Oh, to Sign Off With Style
Lara moved her pen briskly across the paper and then came to a dead stop.
"Are you stuck?" I asked.
My daughter was at the kitchen table signing Christmas cards.
"I just don't know how to end my message," she stammered. "I feel like I'm standing in a doorway and I can't say goodbye."
"Aha! You mean 'the close?' " I asked. How many times had I reached for the perfect ending, and then, without a muse, simply signed my name - just to be done with it.
" 'Best wishes' should do it," I offered It had bailed me out many times.
"I guess so," she replied. "But does it say enough?"
Enough? Here we go again, I thought: The close. The bane of essayists: "Uh, how do I wrap this up?" The plight of pen pals: "How much should I reveal?" The rat trap of romances: "Hm. Why doesn't his letter say 'lots' of love?"
Was my "best wishes" too easy? Was I stuck in a rut? Should I be more gracious, more flowery? More gushy and less curt?
On the other hand, just how important is the farewell before you sign your name and slip the prose into an envelope?)
It's everything, confirms my college handbook, "Correct Letter Writing." "Get serious about how you exit your message," warns author Lillian Watson. Uh-oh. "Take your leave promptly but graciously," she advises. Sounds like a stage direction.
"A more personal approach will make a stronger impact on your readers and remain longer in their memories." Was she telling me "best wishes" was soggy and inadequate? Help!
Lara didn't know it, but suddenly she and I were adrift in the same boat.
I flipped through the pages of that stern little manual quickly, past the stuffy, rubber-stamp words like "regards" (my backup sentiment), hoping to find a snappy ending for those Christmas cards. Were there any?
"I beg to remain"? No way. Lara was tapping her pen.
We breezed by the business correspondence, the staid "yours truly" and "sincerely yours." Not for us. In family and personal writing, you should "let yourself go," writes the letter master. "Use your pet expressions, your favorite phrases of endearment." In other words, find a trademark.
What might that be?
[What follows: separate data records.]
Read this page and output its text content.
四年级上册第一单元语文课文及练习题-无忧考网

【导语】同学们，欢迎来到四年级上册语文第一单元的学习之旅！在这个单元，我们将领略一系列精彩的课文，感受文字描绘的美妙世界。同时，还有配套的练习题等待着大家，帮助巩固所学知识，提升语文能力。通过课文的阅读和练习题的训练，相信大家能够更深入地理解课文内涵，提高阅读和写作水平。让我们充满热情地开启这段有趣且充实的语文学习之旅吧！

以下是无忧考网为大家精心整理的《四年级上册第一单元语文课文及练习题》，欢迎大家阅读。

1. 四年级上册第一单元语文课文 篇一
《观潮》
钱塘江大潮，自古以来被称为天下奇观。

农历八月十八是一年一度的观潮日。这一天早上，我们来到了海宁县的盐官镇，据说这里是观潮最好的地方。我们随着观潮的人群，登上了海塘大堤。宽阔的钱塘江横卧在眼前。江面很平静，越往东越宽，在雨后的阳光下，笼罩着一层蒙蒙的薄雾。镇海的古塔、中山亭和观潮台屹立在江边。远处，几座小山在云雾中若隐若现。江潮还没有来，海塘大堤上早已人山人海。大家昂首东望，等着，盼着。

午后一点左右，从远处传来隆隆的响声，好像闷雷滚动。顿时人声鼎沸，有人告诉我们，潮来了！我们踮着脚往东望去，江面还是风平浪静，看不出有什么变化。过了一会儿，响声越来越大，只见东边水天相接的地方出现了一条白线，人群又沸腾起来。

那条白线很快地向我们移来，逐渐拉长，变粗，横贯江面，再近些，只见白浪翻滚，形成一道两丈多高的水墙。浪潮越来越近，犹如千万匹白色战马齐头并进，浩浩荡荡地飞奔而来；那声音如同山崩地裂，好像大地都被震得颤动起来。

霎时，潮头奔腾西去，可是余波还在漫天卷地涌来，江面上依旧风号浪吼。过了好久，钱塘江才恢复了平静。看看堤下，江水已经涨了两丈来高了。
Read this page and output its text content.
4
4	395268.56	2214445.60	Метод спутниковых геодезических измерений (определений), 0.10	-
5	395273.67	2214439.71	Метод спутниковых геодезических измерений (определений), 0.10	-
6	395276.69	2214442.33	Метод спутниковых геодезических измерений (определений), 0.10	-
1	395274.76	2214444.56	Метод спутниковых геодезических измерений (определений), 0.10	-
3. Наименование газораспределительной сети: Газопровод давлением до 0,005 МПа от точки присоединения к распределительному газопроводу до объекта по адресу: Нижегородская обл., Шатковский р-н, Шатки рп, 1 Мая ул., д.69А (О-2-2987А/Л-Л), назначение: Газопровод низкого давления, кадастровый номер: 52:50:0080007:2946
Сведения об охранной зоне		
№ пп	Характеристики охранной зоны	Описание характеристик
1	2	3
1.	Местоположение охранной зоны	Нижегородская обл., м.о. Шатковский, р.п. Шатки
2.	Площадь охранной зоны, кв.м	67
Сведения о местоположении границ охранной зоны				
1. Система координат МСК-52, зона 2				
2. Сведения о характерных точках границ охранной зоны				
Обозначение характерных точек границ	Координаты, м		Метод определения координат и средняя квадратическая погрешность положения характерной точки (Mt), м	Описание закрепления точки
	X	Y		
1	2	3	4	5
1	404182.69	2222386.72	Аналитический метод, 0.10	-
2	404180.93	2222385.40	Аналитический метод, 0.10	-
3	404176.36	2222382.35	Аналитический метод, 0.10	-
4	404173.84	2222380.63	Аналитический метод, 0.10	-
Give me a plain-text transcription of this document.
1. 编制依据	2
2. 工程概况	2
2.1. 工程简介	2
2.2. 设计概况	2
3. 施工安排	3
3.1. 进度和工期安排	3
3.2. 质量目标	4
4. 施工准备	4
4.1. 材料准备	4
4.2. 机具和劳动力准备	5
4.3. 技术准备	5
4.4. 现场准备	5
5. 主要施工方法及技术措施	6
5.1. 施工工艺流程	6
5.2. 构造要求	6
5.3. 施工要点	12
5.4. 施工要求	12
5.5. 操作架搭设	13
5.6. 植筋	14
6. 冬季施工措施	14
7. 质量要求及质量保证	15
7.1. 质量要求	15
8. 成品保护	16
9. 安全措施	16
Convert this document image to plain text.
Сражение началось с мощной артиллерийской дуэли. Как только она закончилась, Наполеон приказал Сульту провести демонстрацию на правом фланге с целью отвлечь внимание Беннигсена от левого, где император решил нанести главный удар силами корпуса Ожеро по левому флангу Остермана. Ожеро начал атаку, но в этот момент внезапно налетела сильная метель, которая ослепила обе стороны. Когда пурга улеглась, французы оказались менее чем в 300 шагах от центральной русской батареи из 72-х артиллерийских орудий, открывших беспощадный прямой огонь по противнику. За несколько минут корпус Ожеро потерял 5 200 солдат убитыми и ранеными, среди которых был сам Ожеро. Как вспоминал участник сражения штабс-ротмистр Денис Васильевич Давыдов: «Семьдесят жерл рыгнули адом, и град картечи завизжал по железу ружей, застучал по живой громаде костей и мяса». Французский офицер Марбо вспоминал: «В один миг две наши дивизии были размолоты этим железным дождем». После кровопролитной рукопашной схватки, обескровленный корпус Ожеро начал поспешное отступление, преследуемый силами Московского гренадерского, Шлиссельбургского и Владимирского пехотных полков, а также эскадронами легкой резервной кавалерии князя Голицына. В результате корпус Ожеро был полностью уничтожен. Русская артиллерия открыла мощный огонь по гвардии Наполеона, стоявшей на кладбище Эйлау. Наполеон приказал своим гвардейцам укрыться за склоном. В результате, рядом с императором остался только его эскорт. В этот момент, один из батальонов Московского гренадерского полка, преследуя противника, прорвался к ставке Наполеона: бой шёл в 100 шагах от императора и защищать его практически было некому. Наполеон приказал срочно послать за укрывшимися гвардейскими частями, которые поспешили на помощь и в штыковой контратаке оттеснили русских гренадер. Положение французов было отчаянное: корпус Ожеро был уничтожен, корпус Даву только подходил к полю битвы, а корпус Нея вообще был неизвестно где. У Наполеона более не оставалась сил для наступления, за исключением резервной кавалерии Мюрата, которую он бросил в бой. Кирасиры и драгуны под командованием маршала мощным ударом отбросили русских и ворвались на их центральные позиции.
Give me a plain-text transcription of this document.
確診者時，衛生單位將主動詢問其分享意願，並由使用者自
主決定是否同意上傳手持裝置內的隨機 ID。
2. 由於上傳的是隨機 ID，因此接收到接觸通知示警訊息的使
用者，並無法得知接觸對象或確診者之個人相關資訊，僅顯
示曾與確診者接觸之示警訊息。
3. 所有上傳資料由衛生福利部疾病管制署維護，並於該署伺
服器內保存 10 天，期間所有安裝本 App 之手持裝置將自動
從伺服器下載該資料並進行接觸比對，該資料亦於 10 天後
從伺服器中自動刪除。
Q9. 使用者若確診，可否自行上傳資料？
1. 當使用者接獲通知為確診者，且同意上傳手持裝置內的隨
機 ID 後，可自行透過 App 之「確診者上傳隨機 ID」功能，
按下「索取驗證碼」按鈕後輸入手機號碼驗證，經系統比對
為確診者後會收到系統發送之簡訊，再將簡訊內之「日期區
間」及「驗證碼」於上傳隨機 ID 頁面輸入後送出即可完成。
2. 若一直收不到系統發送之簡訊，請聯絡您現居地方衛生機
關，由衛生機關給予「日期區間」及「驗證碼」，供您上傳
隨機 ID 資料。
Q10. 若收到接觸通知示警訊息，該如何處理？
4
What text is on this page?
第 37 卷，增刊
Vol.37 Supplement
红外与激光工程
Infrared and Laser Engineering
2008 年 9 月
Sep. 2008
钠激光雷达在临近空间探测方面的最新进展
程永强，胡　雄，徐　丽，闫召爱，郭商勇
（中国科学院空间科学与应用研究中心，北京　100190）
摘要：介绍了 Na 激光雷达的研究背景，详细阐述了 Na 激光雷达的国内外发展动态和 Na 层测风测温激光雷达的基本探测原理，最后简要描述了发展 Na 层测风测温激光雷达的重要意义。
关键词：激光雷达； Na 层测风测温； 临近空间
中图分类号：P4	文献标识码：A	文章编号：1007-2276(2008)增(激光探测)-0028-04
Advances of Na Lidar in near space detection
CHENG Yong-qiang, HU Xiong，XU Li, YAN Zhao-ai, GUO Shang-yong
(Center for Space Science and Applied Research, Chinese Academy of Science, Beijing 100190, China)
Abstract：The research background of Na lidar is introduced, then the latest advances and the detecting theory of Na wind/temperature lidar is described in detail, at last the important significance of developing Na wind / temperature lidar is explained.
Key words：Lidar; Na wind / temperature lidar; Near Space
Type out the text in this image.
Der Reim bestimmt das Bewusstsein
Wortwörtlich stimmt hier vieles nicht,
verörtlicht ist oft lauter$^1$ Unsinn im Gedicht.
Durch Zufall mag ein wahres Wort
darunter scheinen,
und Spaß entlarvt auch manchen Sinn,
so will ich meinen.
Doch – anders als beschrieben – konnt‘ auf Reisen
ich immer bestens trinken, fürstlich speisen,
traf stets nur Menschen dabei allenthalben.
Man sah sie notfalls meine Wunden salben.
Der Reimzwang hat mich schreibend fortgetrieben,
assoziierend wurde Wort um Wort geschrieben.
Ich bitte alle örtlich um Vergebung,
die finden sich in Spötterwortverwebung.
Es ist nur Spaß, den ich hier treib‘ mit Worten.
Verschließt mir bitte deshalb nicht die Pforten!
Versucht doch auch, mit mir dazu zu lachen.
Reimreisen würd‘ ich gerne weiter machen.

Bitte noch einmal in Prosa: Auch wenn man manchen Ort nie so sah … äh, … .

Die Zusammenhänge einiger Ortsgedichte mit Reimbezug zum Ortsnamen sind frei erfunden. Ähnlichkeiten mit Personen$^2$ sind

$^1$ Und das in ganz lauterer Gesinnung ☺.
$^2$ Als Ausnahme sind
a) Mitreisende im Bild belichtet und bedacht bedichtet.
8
Mark Twain (Samuel Clemens) wrote home: "Yrs Affy, Sam." His family loved the quirky phrase. It was a little shorthand on his part, but endearing. It worked.
And my contemporaries? My friends, relatives, and associates? Had they found the formula while I was just sending them "regards"?
Uncle George signs every letter "Hi Ho," no matter whom he sends it to. Is he on a horse? Aunt Elizabeth scribbles "Ta-ta" across her linen stationery as though she'll be back in a few minutes. "Toodle-loo" is all my youngest daughter has time for as she breezes off to class. My editor throws out a "Cheers!" beside his name. Hm. Is he British? I wonder.
But wait a minute. Might it be that my college son is the pacesetter, following my manual's advice, "the trend today is more and more toward simple, unadorned expression - natural and sincere." No flowery, timeworn ornaments. No (gulp) "best wishes"?
Lara rummaged through the kitchen drawers and picked out Matt's last note home to remind us of what we had overlooked. The script was hurried, but "the close" - just two letters - was clear and unadorned.
Like a click at the other end of the phone line or the shutting of a door. Nothing clumsy about it. It conveyed that he was done writing and, more important, that the message could have come only from him. He had said it all. And it was unwavering. It was him.
So what did we learn ?
Only that as the holiday correspondence floods our mailbox this year, and as we, in turn, respond, we'll try to follow this modern letter-writing etiquette: End it quickly, with grace. Say what you mean, mean what you say: "Best" will do, but "Yo" is better.
* More closing sentiments: "God bless you, dear Barbara - you are very precious to us" (George Eliot, pseudonym of Mary Ann Evans); "Your friend forever" (Abraham Lincoln); "You are everything to me" (Sarah Bernhardt); "A good night to you, my darling son!" (Alexander Hamilton).